Mitte Mai 1719 gingen sie im Hafen von Nassau vor Anker. Kupfer-Cissy schloss Anne glücklich in die Arme und veranstaltete ein großes Fest. Ihre Mädchen flatterten nur mit einem Hauch von Spitze bekleidet durch die Räume. Unter ihren zarten Kleidern trugen sie an Arm- und Fußgelenken goldene Spangen und Ketten und erfreuten mit ihrem Anblick die etwa dreißig Männer, die Cissy eingeladen hatte.
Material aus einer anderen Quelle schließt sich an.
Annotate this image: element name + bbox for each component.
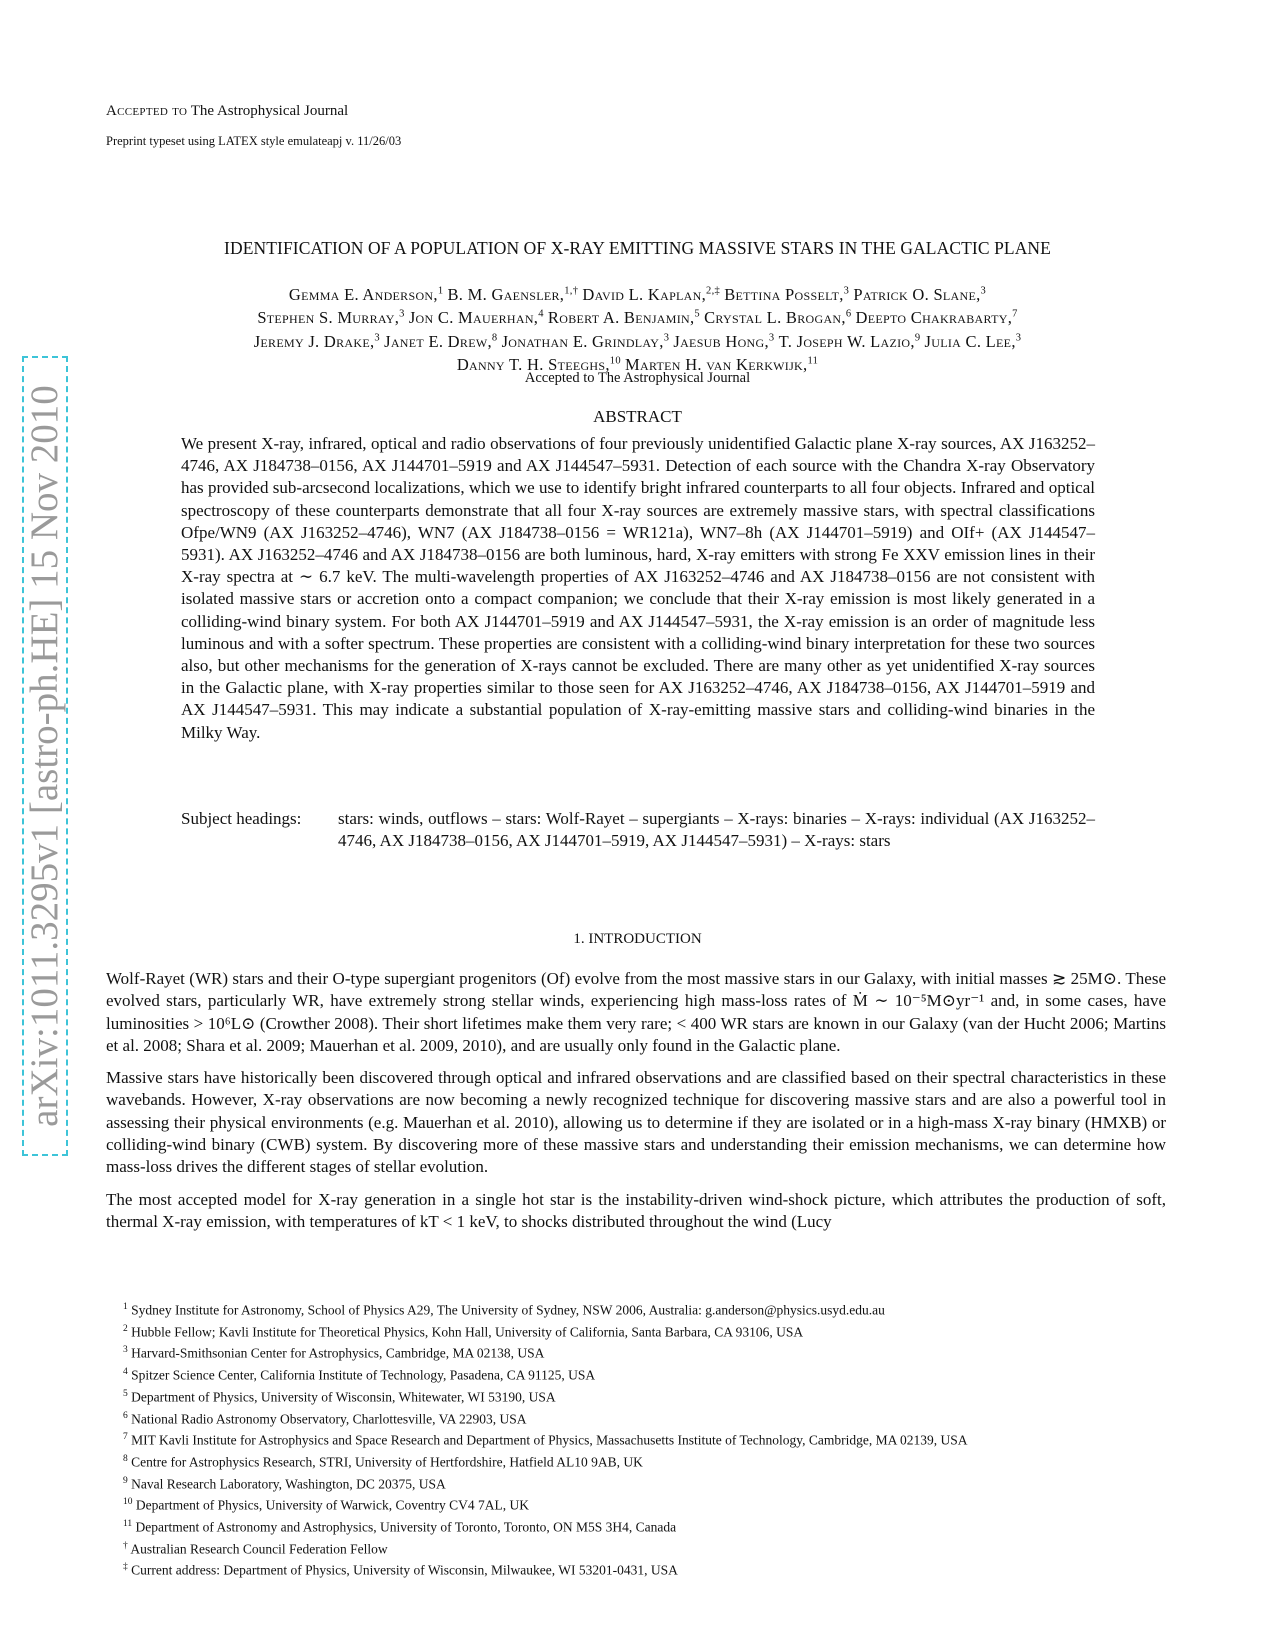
- footnote: $^8$ Centre for Astrophysics Research, STRI, University of Hertfordshire, Hatfield AL10 9AB, UK: [123, 1453, 643, 1470]
- author: B. M. Gaensler,$^{1,\dagger}$: [447, 284, 579, 304]
- footnote: ‡ Current address: Department of Physics, University of Wisconsin, Milwaukee, WI 53201-0431, USA: [123, 1562, 678, 1578]
- paper-title: IDENTIFICATION OF A POPULATION OF X-RAY EMITTING MASSIVE STARS IN THE GALACTIC PLANE: [224, 238, 1051, 258]
- arxiv-stamp-text: arXiv:1011.3295v1 [astro-ph.HE] 15 Nov 2010: [23, 385, 66, 1127]
- paragraph: Massive stars have historically been discovered through optical and infrared observations and are classified based on their spectral characteristics in these wavebands. However, X-ray observations are now becoming a newly recognized technique for discovering massive stars and are also a powerful tool in assessing their physical environments (e.g. Mauerhan et al. 2010), allowing us to determine if they are isolated or in a high-mass X-ray binary (HMXB) or colliding-wind binary (CWB) system. By discovering more of these massive stars and understanding their emission mechanisms, we can determine how mass-loss drives the different stages of stellar evolution.: [106, 1068, 1166, 1177]
- footnote: $^5$ Department of Physics, University of Wisconsin, Whitewater, WI 53190, USA: [123, 1388, 556, 1405]
- subject-headings: [181, 808, 1095, 851]
- footnote: $^{10}$ Department of Physics, University of Warwick, Coventry CV4 7AL, UK: [123, 1497, 529, 1513]
- footnote: $^9$ Naval Research Laboratory, Washington, DC 20375, USA: [123, 1475, 446, 1492]
- footnote: † Australian Research Council Federation Fellow: [123, 1540, 388, 1557]
- footnote: $^{11}$ Department of Astronomy and Astrophysics, University of Toronto, Toronto, ON M5S 3H4, Canada: [123, 1519, 677, 1535]
- section-heading: 1. INTRODUCTION: [573, 931, 702, 947]
- subject-headings-label: Subject headings:: [181, 809, 302, 828]
- author: Julia C. Lee,$^3$: [924, 331, 1022, 351]
- paragraph: Wolf-Rayet (WR) stars and their O-type supergiant progenitors (Of) evolve from the most massive stars in our Galaxy, with initial masses ≳ 25M⊙. These evolved stars, particularly WR, have extremely strong stellar winds, experiencing high mass-loss rates of Ṁ ∼ 10⁻⁵M⊙yr⁻¹ and, in some cases, have luminosities > 10⁶L⊙ (Crowther 2008). Their short lifetimes make them very rare; < 400 WR stars are known in our Galaxy (van der Hucht 2006; Martins et al. 2008; Shara et al. 2009; Mauerhan et al. 2009, 2010), and are usually only found in the Galactic plane.: [106, 969, 1166, 1055]
- footnote: $^1$ Sydney Institute for Astronomy, School of Physics A29, The University of Sydney, NSW 2006, Australia: g.anderson@physics.usyd.edu.au: [123, 1302, 885, 1318]
- footnote: $^7$ MIT Kavli Institute for Astrophysics and Space Research and Department of Physics, Massachusetts Institute of Technology, Cambridge, MA 02139, USA: [123, 1432, 968, 1448]
- acceptance-note: Accepted to The Astrophysical Journal: [524, 370, 751, 386]
- footnote: $^6$ National Radio Astronomy Observatory, Charlottesville, VA 22903, USA: [123, 1410, 527, 1427]
- footnotes: [123, 1298, 1173, 1580]
- footnote: $^2$ Hubble Fellow; Kavli Institute for Theoretical Physics, Kohn Hall, University of California, Santa Barbara, CA 93106, USA: [123, 1323, 804, 1340]
- author: Patrick O. Slane,$^3$: [853, 284, 987, 304]
- abstract-text: We present X-ray, infrared, optical and radio observations of four previously unidentified Galactic plane X-ray sources, AX J163252–4746, AX J184738–0156, AX J144701–5919 and AX J144547–5931. Detection of each source with the Chandra X-ray Observatory has provided sub-arcsecond localizations, which we use to identify bright infrared counterparts to all four objects. Infrared and optical spectroscopy of these counterparts demonstrate that all four X-ray sources are extremely massive stars, with spectral classifications Ofpe/WN9 (AX J163252–4746), WN7 (AX J184738–0156 = WR121a), WN7–8h (AX J144701–5919) and OIf+ (AX J144547–5931). AX J163252–4746 and AX J184738–0156 are both luminous, hard, X-ray emitters with strong Fe XXV emission lines in their X-ray spectra at ∼ 6.7 keV. The multi-wavelength properties of AX J163252–4746 and AX J184738–0156 are not consistent with isolated massive stars or accretion onto a compact companion; we conclude that their X-ray emission is most likely generated in a colliding-wind binary system. For both AX J144701–5919 and AX J144547–5931, the X-ray emission is an order of magnitude less luminous and with a softer spectrum. These properties are consistent with a colliding-wind binary interpretation for these two sources also, but other mechanisms for the generation of X-rays cannot be excluded. There are many other as yet unidentified X-ray sources in the Galactic plane, with X-ray properties similar to those seen for AX J163252–4746, AX J184738–0156, AX J144701–5919 and AX J144547–5931. This may indicate a substantial population of X-ray-emitting massive stars and colliding-wind binaries in the Milky Way.: [181, 434, 1095, 742]
- author: Janet E. Drew,$^8$: [384, 331, 498, 351]
- author: Jonathan E. Grindlay,$^3$: [501, 331, 670, 351]
- arxiv-stamp[interactable]: [22, 356, 68, 1156]
- introduction-body: [106, 968, 1166, 1243]
- author: Crystal L. Brogan,$^6$: [704, 308, 852, 327]
- subject-headings-text: stars: winds, outflows – stars: Wolf-Rayet – supergiants – X-rays: binaries – X-rays: individual (AX J163252–4746, AX J184738–0156, AX J144701–5919, AX J144547–5931) – X-rays: stars: [338, 809, 1095, 850]
- paragraph: The most accepted model for X-ray generation in a single hot star is the instability-driven wind-shock picture, which attributes the production of soft, thermal X-ray emission, with temperatures of kT < 1 keV, to shocks distributed throughout the wind (Lucy: [106, 1189, 1166, 1231]
- abstract-heading: ABSTRACT: [593, 407, 682, 426]
- author: T. Joseph W. Lazio,$^9$: [778, 331, 921, 351]
- accepted-prefix: Accepted to: [106, 103, 188, 119]
- author: Marten H. van Kerkwijk,$^{11}$: [625, 355, 819, 374]
- footnote: $^4$ Spitzer Science Center, California Institute of Technology, Pasadena, CA 91125, USA: [123, 1367, 596, 1383]
- author: Jaesub Hong,$^3$: [673, 331, 775, 351]
- author: Deepto Chakrabarty,$^7$: [855, 308, 1018, 327]
- author-list: [0, 281, 1275, 375]
- author: Gemma E. Anderson,$^1$: [288, 284, 444, 304]
- footnote: $^3$ Harvard-Smithsonian Center for Astrophysics, Cambridge, MA 02138, USA: [123, 1345, 545, 1361]
- author: Robert A. Benjamin,$^5$: [547, 308, 700, 327]
- preprint-line: Preprint typeset using LATEX style emulateapj v. 11/26/03: [106, 134, 402, 148]
- author: Danny T. H. Steeghs,$^{10}$: [456, 355, 621, 374]
- author: Jeremy J. Drake,$^3$: [253, 331, 380, 351]
- journal-header: [106, 103, 348, 120]
- journal-name: The Astrophysical Journal: [190, 103, 349, 119]
- author: Bettina Posselt,$^3$: [724, 284, 850, 304]
- author: David L. Kaplan,$^{2,\ddagger}$: [582, 284, 721, 304]
- author: Jon C. Mauerhan,$^4$: [408, 308, 544, 327]
- author: Stephen S. Murray,$^3$: [257, 308, 405, 327]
Wer den kostbaren Schmuck auf bloßer Haut sehen wollte, zog sich mit der Dame seiner Wahl in eines der Zimmer im ersten Stock zurück und zahlte willig den von Kupfer-Cissy geforderten Preis: Fünfzig Achterstücke für die Nacht mit einer Weißen, Afrikanerinnen und Mulattinnen boten ihre Dienste bereits ab zwanzig Achterstücken an.
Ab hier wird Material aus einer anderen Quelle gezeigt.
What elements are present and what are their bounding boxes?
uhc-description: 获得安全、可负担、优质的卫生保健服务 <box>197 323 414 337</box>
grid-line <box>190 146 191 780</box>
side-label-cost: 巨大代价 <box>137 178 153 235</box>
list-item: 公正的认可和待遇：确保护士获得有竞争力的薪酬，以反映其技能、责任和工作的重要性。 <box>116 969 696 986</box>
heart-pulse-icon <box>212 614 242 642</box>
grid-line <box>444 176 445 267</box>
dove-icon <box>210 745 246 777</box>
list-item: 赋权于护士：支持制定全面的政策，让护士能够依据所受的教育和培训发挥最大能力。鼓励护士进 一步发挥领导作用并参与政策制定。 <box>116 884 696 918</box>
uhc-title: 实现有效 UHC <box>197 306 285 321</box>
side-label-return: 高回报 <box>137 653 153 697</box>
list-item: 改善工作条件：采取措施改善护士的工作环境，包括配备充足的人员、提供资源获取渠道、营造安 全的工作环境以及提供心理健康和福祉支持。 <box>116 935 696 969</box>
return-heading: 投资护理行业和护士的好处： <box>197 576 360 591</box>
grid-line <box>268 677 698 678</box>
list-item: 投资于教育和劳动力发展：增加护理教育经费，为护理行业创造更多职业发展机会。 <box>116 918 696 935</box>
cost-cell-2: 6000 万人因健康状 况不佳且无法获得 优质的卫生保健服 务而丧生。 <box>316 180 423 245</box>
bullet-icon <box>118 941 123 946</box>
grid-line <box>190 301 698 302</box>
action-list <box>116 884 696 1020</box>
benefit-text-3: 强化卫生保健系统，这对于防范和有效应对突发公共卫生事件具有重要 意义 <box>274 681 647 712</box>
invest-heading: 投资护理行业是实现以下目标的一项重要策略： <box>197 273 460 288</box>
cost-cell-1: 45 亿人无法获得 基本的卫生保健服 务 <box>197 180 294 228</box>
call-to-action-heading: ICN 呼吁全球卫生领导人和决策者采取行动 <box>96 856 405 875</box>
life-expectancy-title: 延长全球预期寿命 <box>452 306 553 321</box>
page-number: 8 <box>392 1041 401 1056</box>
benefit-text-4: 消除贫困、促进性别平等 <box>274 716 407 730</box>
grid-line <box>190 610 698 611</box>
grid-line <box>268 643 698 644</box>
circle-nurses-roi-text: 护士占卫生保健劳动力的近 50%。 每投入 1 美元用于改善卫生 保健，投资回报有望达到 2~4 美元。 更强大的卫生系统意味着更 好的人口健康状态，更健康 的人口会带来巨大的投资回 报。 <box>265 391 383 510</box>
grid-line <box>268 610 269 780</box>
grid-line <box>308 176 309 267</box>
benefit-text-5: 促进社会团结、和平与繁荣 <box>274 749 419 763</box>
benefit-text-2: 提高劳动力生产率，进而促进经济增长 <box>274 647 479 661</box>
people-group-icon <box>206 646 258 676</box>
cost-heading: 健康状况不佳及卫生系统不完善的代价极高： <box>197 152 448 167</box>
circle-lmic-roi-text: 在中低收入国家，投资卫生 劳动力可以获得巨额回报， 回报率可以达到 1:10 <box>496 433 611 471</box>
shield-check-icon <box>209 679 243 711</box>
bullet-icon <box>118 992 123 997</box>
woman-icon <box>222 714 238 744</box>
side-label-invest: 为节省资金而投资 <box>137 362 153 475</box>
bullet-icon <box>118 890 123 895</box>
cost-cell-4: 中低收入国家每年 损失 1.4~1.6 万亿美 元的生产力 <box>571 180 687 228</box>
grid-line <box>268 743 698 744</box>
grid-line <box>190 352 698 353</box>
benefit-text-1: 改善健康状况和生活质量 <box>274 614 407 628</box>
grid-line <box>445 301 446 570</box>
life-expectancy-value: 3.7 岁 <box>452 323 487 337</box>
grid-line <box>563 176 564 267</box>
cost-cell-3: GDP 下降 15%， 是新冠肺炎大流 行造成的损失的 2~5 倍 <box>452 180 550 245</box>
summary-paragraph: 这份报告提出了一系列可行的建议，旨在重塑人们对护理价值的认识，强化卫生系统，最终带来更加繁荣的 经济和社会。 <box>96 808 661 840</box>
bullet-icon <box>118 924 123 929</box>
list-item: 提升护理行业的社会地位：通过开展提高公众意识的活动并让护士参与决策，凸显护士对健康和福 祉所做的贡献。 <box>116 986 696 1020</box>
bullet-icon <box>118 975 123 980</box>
Vier Diener in indischen Gewändern servierten auf silbernen Platten salzige Köstlichkeiten und Konfekt. In den Gläsern perlte Champagner, überall standen Krüge mit Rum und Wein. Rackham saß in Cissys Salon, auf jedem Knie ein Mädchen und trank, was die Krüge hergaben.
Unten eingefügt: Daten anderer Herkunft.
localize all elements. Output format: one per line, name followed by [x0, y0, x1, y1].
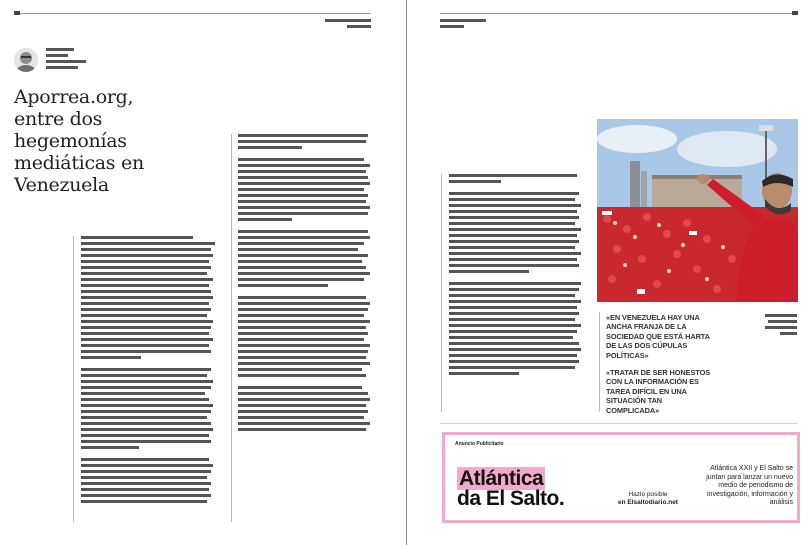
pullquote-1: «EN VENEZUELA HAY UNA ANCHA FRANJA DE LA SOCIEDAD QUE ESTÁ HARTA DE LAS DOS CÚPULAS POLÍTICAS» [606, 313, 710, 360]
folio-mark-right [792, 11, 798, 15]
photo-caption [765, 314, 797, 317]
body-column-1 [81, 236, 215, 506]
author-avatar [14, 48, 38, 72]
rally-photo-icon [597, 119, 798, 302]
page-fold [406, 0, 407, 545]
photo-caption-3 [765, 326, 797, 329]
top-rule-left [14, 13, 371, 14]
section-label-left [325, 19, 371, 22]
quote-rule [599, 312, 600, 412]
article-headline: Aporrea.org, entre dos hegemonías mediáticas en Venezuela [14, 86, 144, 196]
body-column-2 [238, 134, 372, 434]
column-rule-1 [73, 236, 74, 522]
author-name [46, 48, 74, 51]
section-label-right [440, 19, 486, 22]
author-role [46, 54, 68, 57]
ad-separator [440, 423, 798, 424]
ad-brand-line2: da El Salto. [457, 487, 565, 510]
body-column-3 [449, 174, 583, 378]
photo-caption-4 [780, 332, 797, 335]
column-rule-3 [441, 174, 442, 412]
section-sublabel-left [347, 25, 371, 28]
ad-description: Atlántica XXII y El Salto se juntan para lanzar un nuevo medio de periodismo de investigación, información y análisis [706, 465, 793, 507]
column-rule-2 [231, 134, 232, 522]
ad-call-to-action[interactable] [613, 491, 683, 507]
ad-mid-line2[interactable]: en Elsaltodiario.net [618, 499, 678, 506]
ad-mid-line1: Hazlo posible [628, 491, 668, 498]
ad-brand [457, 469, 564, 509]
top-rule-right [440, 13, 798, 14]
avatar-portrait-icon [14, 48, 38, 72]
author-date [46, 66, 78, 69]
folio-mark-left [14, 11, 20, 15]
rally-photo [597, 119, 798, 302]
section-sublabel-right [440, 25, 464, 28]
ad-kicker: Anuncio Publicitario [455, 441, 504, 447]
photo-caption-2 [768, 320, 797, 323]
ad-brand-line1: Atlántica [459, 467, 544, 490]
ad-banner[interactable] [442, 432, 800, 523]
author-location [46, 60, 86, 63]
pullquote-2: «TRATAR DE SER HONESTOS CON LA INFORMACIÓN ES TAREA DIFÍCIL EN UNA SITUACIÓN TAN COMPLICADA» [606, 368, 711, 415]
»Wenn es wirklich ein Paradies gibt, dann ist es hier in diesem Haus!«, schäkerte er und bemerkte Annes böse Blicke nicht. Cissy nahm sie zur Seite.
»Nimm es ihm nicht übel. Er liebt die Frauen, und die Frauen lieben ihn.« Sie hob fragend die Augenbrauen. Anne zupfte verlegen am Bund ihrer Hose.
»Du hast es gleich gemerkt, nicht wahr?«
Cissy nickte. »Wer Augen im Kopf hat, kann nicht übersehen, wie verliebt du ihn anschaust.«
»Er will den Gouverneur um Pardon bitten und dann hier ein ehrbares
Leben führen, das hat er mir versprochen«, wechselte Anne das Thema. Cissy lachte.
»Jack und ehrbar! Mädchen, schüttel dich, damit die Flausen aus deinem Kopf fliegen! Und die Sache mit dem Pardon könnt ihr gleich vergessen. Rogers hat ihn auf seine Liste gesetzt, ich glaube kaum, dass er Jack laufen lässt. Verkauft, was ihr an Bord habt und verschwindet. Der Gouverneur hat überall Spione.«
Die Tür zum Salon öffnete sich. Mulatto-Molly stand draußen und winkte Anne zu sich.
»Ihr müsst weg! So schnell wie möglich. Jimmy ist unterwegs hierher. Er will euch an Rogers ausliefern!« Anne fühlte eine Hitzewelle aufsteigen.